Горносталь смеялся, подмигивал и подбирая штаны перешагивал грядки. Иногда взмахивал круглой короткой рукой, представляя: “Смородина. Красная”.

- Борис Петрович, на чердак не сводите? А?

Будто не слышал. “Огурчики-помидорчики, Сталин Кирова убил сами знаете где. Штакетник-то, погляди, Катерина, штакетник какой! Досточка к досточке, балтфлотский отборный, карельская сосна корабельная - в девяностом году на бронекатере притаранили, с Кронштадта, есть там у меня человечек один в хозяйственной части Балтфлота - фронтового товарища сын, Бравоживотовский кавторанг по снабжению, Яков Исакыч такой - не знаешь, Юлий Цезарь, его?”

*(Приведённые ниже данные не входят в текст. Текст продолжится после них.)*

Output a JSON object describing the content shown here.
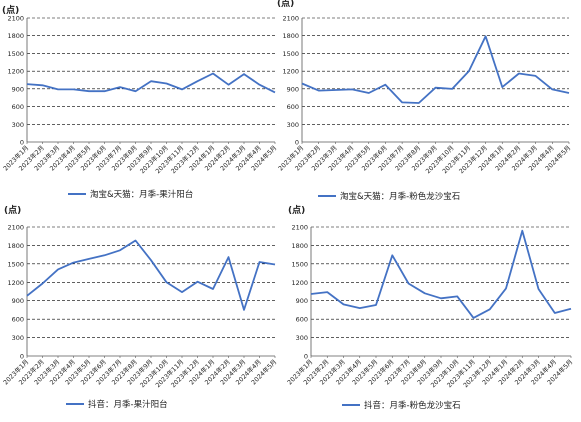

- Откуда же, Борис Петрович?

- Так он же из ваших. ...Ну, вот, пришли - а это мое народное творчество, пожалуйте бриться! - И старик Горносталь, со страшной скоростью мелкими приставными шажками катясь вдоль забора бочком, стал откидывать за спину еловые лапы. Лапы отлетали, как от сучкорезной машины, и открывали подзаборную линию тесно поставленных в профиль бюстов, гипсовых, бронзовых, керамических - через каждые четыре Ленина один клинобородый Дзержинский, через четыре Дзержинских - нарояльный Бетховен. - Лью вот помаленечку в баньке, опять же леплю под обжог, - скромно отпыхивался Горносталь. - Там и тигелечек у меня на солярке, и муфелек, и все, чего хочешь. При Советской власти большой был секрет, всё дрейфил, соседи в обэхээс стукнут, дескать, дядя Боря госмонополию на вождей нарушает. А нынче свобода, бляха-муха, и демократия - лепи Ильича с Сигизмундычом кто сколько хочет. Идут у нас на толчке привокзальном, как пирожки с сагой и с луком горячие, по три-четыре тысячи штучка. Бронза - дороже. Наши тетки цыганские носят. Ну, как, нравятся?